In [1]:
import numpy as np
from tensorflow.keras.preprocessing.text import Tokenizer
from tensorflow.keras.preprocessing.sequence import pad_sequences
from tensorflow.keras.utils import to_categorical
from sklearn.model_selection import train_test_split
from tensorflow.keras.models import Sequential
from tensorflow.keras.layers import Embedding, Bidirectional, LSTM, Dropout, Dense
from tensorflow.keras.optimizers import Adam

In [None]:
import pandas as pd

dataset_file = r"Sentiment_classification_training_dataset.xlsx"
df = pd.read_excel(dataset_file)
df["label"].value_counts()

In [3]:
text = df["text"]
label = df["label"]

In [None]:
# 保留前幾常見的詞
max_words = 20000  
tokenizer = Tokenizer(num_words=max_words)  
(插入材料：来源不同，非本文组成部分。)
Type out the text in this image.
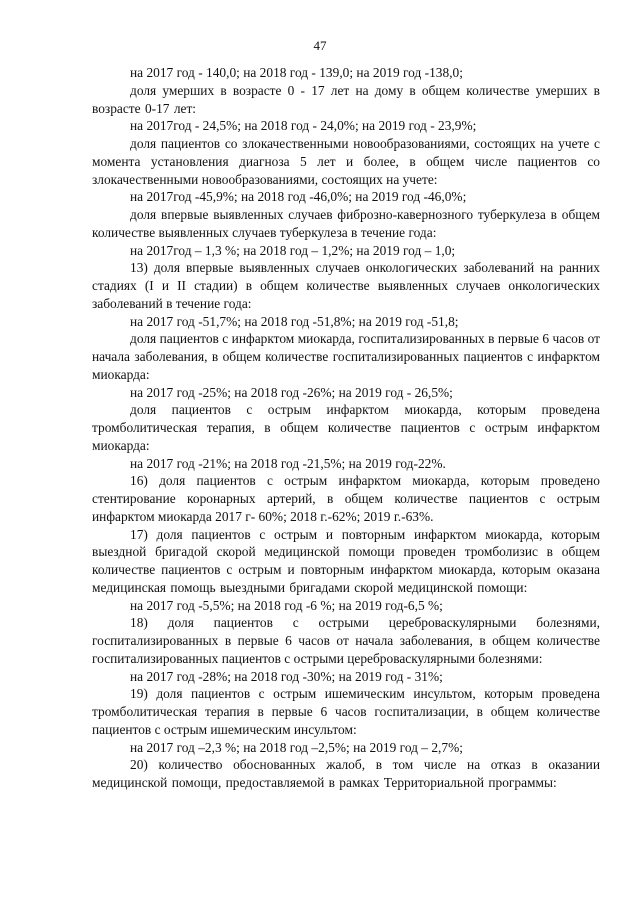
47

на 2017 год - 140,0; на 2018 год - 139,0; на 2019 год -138,0;

доля умерших в возрасте 0 - 17 лет на дому в общем количестве умерших в возрасте 0-17 лет:

на 2017год - 24,5%; на 2018 год - 24,0%; на 2019 год - 23,9%;

доля пациентов со злокачественными новообразованиями, состоящих на учете с момента установления диагноза 5 лет и более, в общем числе пациентов со злокачественными новообразованиями, состоящих на учете:

на 2017год -45,9%; на 2018 год -46,0%; на 2019 год -46,0%;

доля впервые выявленных случаев фиброзно-кавернозного туберкулеза в общем количестве выявленных случаев туберкулеза в течение года:

на 2017год – 1,3 %; на 2018 год – 1,2%; на 2019 год – 1,0;

13) доля впервые выявленных случаев онкологических заболеваний на ранних стадиях (I и II стадии) в общем количестве выявленных случаев онкологических заболеваний в течение года:

на 2017 год -51,7%; на 2018 год -51,8%; на 2019 год -51,8;

доля пациентов с инфарктом миокарда, госпитализированных в первые 6 часов от начала заболевания, в общем количестве госпитализированных пациентов с инфарктом миокарда:

на 2017 год -25%; на 2018 год -26%; на 2019 год - 26,5%;

доля пациентов с острым инфарктом миокарда, которым проведена тромболитическая терапия, в общем количестве пациентов с острым инфарктом миокарда:

на 2017 год -21%; на 2018 год -21,5%; на 2019 год-22%.

16) доля пациентов с острым инфарктом миокарда, которым проведено стентирование коронарных артерий, в общем количестве пациентов с острым инфарктом миокарда 2017 г- 60%; 2018 г.-62%; 2019 г.-63%.

17) доля пациентов с острым и повторным инфарктом миокарда, которым выездной бригадой скорой медицинской помощи проведен тромболизис в общем количестве пациентов с острым и повторным инфарктом миокарда, которым оказана медицинская помощь выездными бригадами скорой медицинской помощи:

на 2017 год -5,5%; на 2018 год -6 %; на 2019 год-6,5 %;

18) доля пациентов с острыми цереброваскулярными болезнями, госпитализированных в первые 6 часов от начала заболевания, в общем количестве госпитализированных пациентов с острыми цереброваскулярными болезнями:

на 2017 год -28%; на 2018 год -30%; на 2019 год - 31%;

19) доля пациентов с острым ишемическим инсультом, которым проведена тромболитическая терапия в первые 6 часов госпитализации, в общем количестве пациентов с острым ишемическим инсультом:

на 2017 год –2,3 %; на 2018 год –2,5%; на 2019 год – 2,7%;

20) количество обоснованных жалоб, в том числе на отказ в оказании медицинской помощи, предоставляемой в рамках Территориальной программы:
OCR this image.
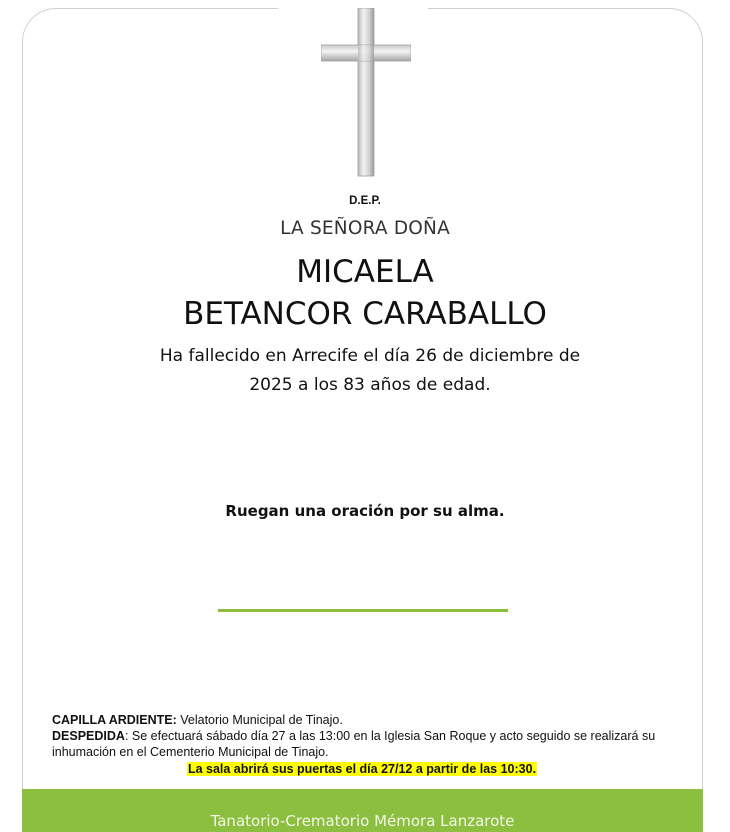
D.E.P.
LA SEÑORA DOÑA
MICAELA
BETANCOR CARABALLO
Ha fallecido en Arrecife el día 26 de diciembre de
2025 a los 83 años de edad.
Ruegan una oración por su alma.
CAPILLA ARDIENTE: Velatorio Municipal de Tinajo.
DESPEDIDA: Se efectuará sábado día 27 a las 13:00 en la Iglesia San Roque y acto seguido se realizará su inhumación en el Cementerio Municipal de Tinajo.
La sala abrirá sus puertas el día 27/12 a partir de las 10:30.
Tanatorio-Crematorio Mémora Lanzarote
# Tokenization，統計現有文字，建立 token 字典
tokenizer.fit_on_texts(text)    

# 用此 token 字典將文字轉換成編號列表 
sequences = tokenizer.texts_to_sequences(text)

print(sequences[0])

In [None]:
# 最多保留 128 個詞，超出截斷，不足則以 0 補齊
max_len = 128   

# padding or truncate 都從後面做
X_text = pad_sequences(sequences, maxlen=max_len, padding='post', truncating='post')
print(X_text[0])

In [None]:
y_label = to_categorical(label, num_classes=3)
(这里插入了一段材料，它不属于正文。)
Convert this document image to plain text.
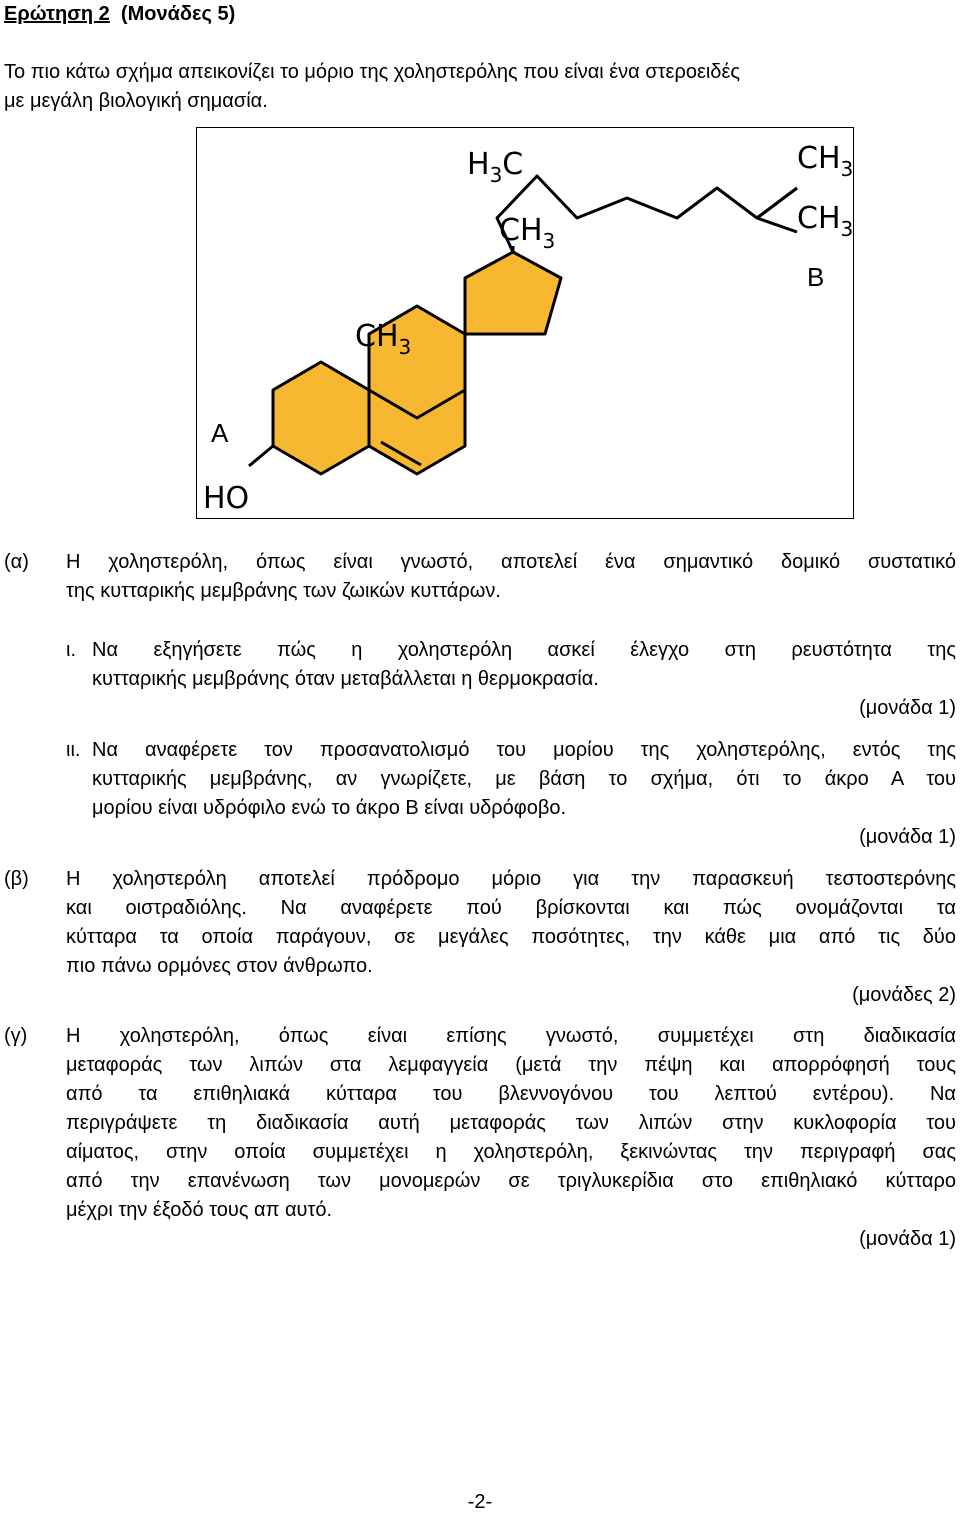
Ερώτηση 2 (Μονάδες 5)
Το πιο κάτω σχήμα απεικονίζει το μόριο της χοληστερόλης που είναι ένα στεροειδές
με μεγάλη βιολογική σημασία.
HO
$CH_3$
$CH_3$
$H_3C$	$CH_3$
$CH_3$
A
B
(α) Η χοληστερόλη, όπως είναι γνωστό, αποτελεί ένα σημαντικό δομικό συστατικό
της κυτταρικής μεμβράνης των ζωικών κυττάρων.
ι. Να εξηγήσετε πώς η χοληστερόλη ασκεί έλεγχο στη ρευστότητα της
κυτταρικής μεμβράνης όταν μεταβάλλεται η θερμοκρασία.
(μονάδα 1)
ιι. Να αναφέρετε τον προσανατολισμό του μορίου της χοληστερόλης, εντός της
κυτταρικής μεμβράνης, αν γνωρίζετε, με βάση το σχήμα, ότι το άκρο Α του
μορίου είναι υδρόφιλο ενώ το άκρο Β είναι υδρόφοβο.
(μονάδα 1)
(β) Η χοληστερόλη αποτελεί πρόδρομο μόριο για την παρασκευή τεστοστερόνης
και οιστραδιόλης. Να αναφέρετε πού βρίσκονται και πώς ονομάζονται τα
κύτταρα τα οποία παράγουν, σε μεγάλες ποσότητες, την κάθε μια από τις δύο
πιο πάνω ορμόνες στον άνθρωπο.
(μονάδες 2)
(γ) Η χοληστερόλη, όπως είναι επίσης γνωστό, συμμετέχει στη διαδικασία
μεταφοράς των λιπών στα λεμφαγγεία (μετά την πέψη και απορρόφησή τους
από τα επιθηλιακά κύτταρα του βλεννογόνου του λεπτού εντέρου). Να
περιγράψετε τη διαδικασία αυτή μεταφοράς των λιπών στην κυκλοφορία του
αίματος, στην οποία συμμετέχει η χοληστερόλη, ξεκινώντας την περιγραφή σας
από την επανένωση των μονομερών σε τριγλυκερίδια στο επιθηλιακό κύτταρο
μέχρι την έξοδό τους απ αυτό.
(μονάδα 1)
-2-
print(f"{label[0]} => {y_label[0]}")
print(f"{label[500]} => {y_label[500]}")
print(f"{label[3400]} => {y_label[3400]}")

In [None]:
train_text, validation_text, train_label, validation_label = train_test_split(
    X_text, y_label, test_size=0.25, random_state=42, stratify=label)

print(train_text[0], train_label[0])

In [21]:
model = Sequential([
    # 要 Embedding 的詞彙表, Embedding 成多少維度 
    Embedding(input_dim=max_words, output_dim=128),
    Bidirectional(LSTM(128)),
    Dropout(0.2),
    Dense(3, activation='softmax')
])

In [22]:
model.compile(
    optimizer=Adam(),                     
    loss='categorical_crossentropy',      
    metrics=['accuracy']                  
)

In [None]:
history = model.fit(
    train_text, train_label,
    epochs=10,          
    batch_size=256,       
    validation_data=(validation_text, validation_label)
)

In [None]:
model.save("Bi-LSTM_SENTIMENT_TASK.h5")

In [27]:
token_json = tokenizer.to_json()
with open('bi_lstm_sentiment_task_tokenizer.json', 'w', encoding='utf-8') as f:
    f.write(token_json)

In [None]:
from tensorflow.keras.models import load_model
from tensorflow.keras.preprocessing.text import tokenizer_from_json
import json

# 模型下載
model = load_model("Bi-LSTM_ESG_TASK.h5")

# Tokenizer 下載
with open('bi_lstm_esg_task_tokenizer.json', 'r', encoding='utf-8') as f:
    token_dict = json.load(f)
    
tokenizer = tokenizer_from_json(token_dict)

In [None]:
# 處理文本
test_text = ["This is testing text"]

seqence = tokenizer.texts_to_sequences(test_text)

X_new = pad_sequences(seqence, maxlen=128, padding='post', truncating='post')

# 推論
pred = model.predict(X_new)  
label = np.argmax(pred, axis=1)